Sure, I would rather deal with an outage during business hours, but that means that many of my Customers are also dealing with an outage. If the outage were at 4 AM, most of my Customers would be asleep, and wouldn't even notice the outage.
I'm sure that's the plan. But if you reallyreallyreally need faultless 24/7 you're looking for something akin to "NASA as a service", and I assume that such a service wouldn't be able to invoice using something as pedestrian as a credit card.
You don't need to make your developers work a 24 hour cycle to do off hours maintenance. You plan ahead, give the team doing the update the day off before and give them a reasonable window to work with.
Maybe I'm wrong but if a deployment goes wrong at peak hours it's going to amount to a lot more lost money for the customer than it will if a deployment goes wrong at off hours. If you cost your customers money with an outage they're not going to care that you scheduled a developer-centric maintenance window.

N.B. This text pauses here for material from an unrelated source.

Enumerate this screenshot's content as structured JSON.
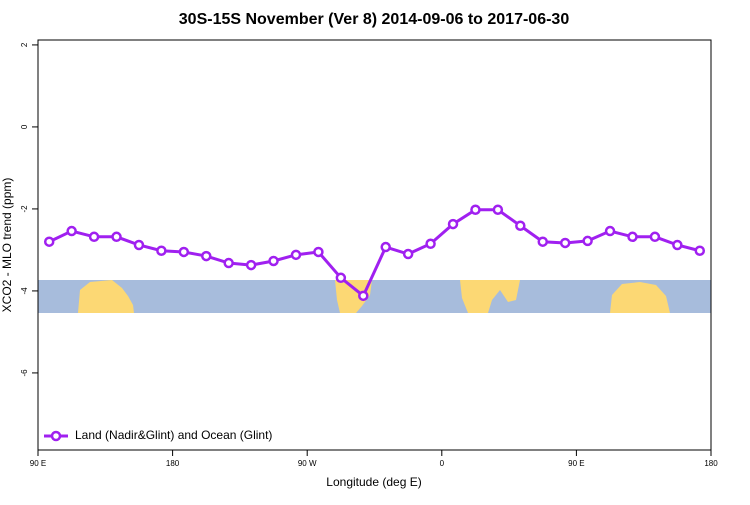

There is no reason they cannot perform maintenance for US zones and EU zones at different times and avoid M-F mid-day for everyone. So it's probably "just easier" for Heroku this way.
Every SaaS product I've built has analyzed traffic, and performed migrations/deployments at off-hours (generally, after midnight in our dominant time zone). In this case, the outage may have resulted in hundreds (thousands?) of paged administrators across the world, but at least fewer end-users would have been affected.
Also, at scale, it's a good idea to deploy to a single cluster/zone first, and check error rates before deploying to the larger environment.
It's pretty scary that the 'professionals' to whom I've trusted my business aren't more savvy when it comes to high availability...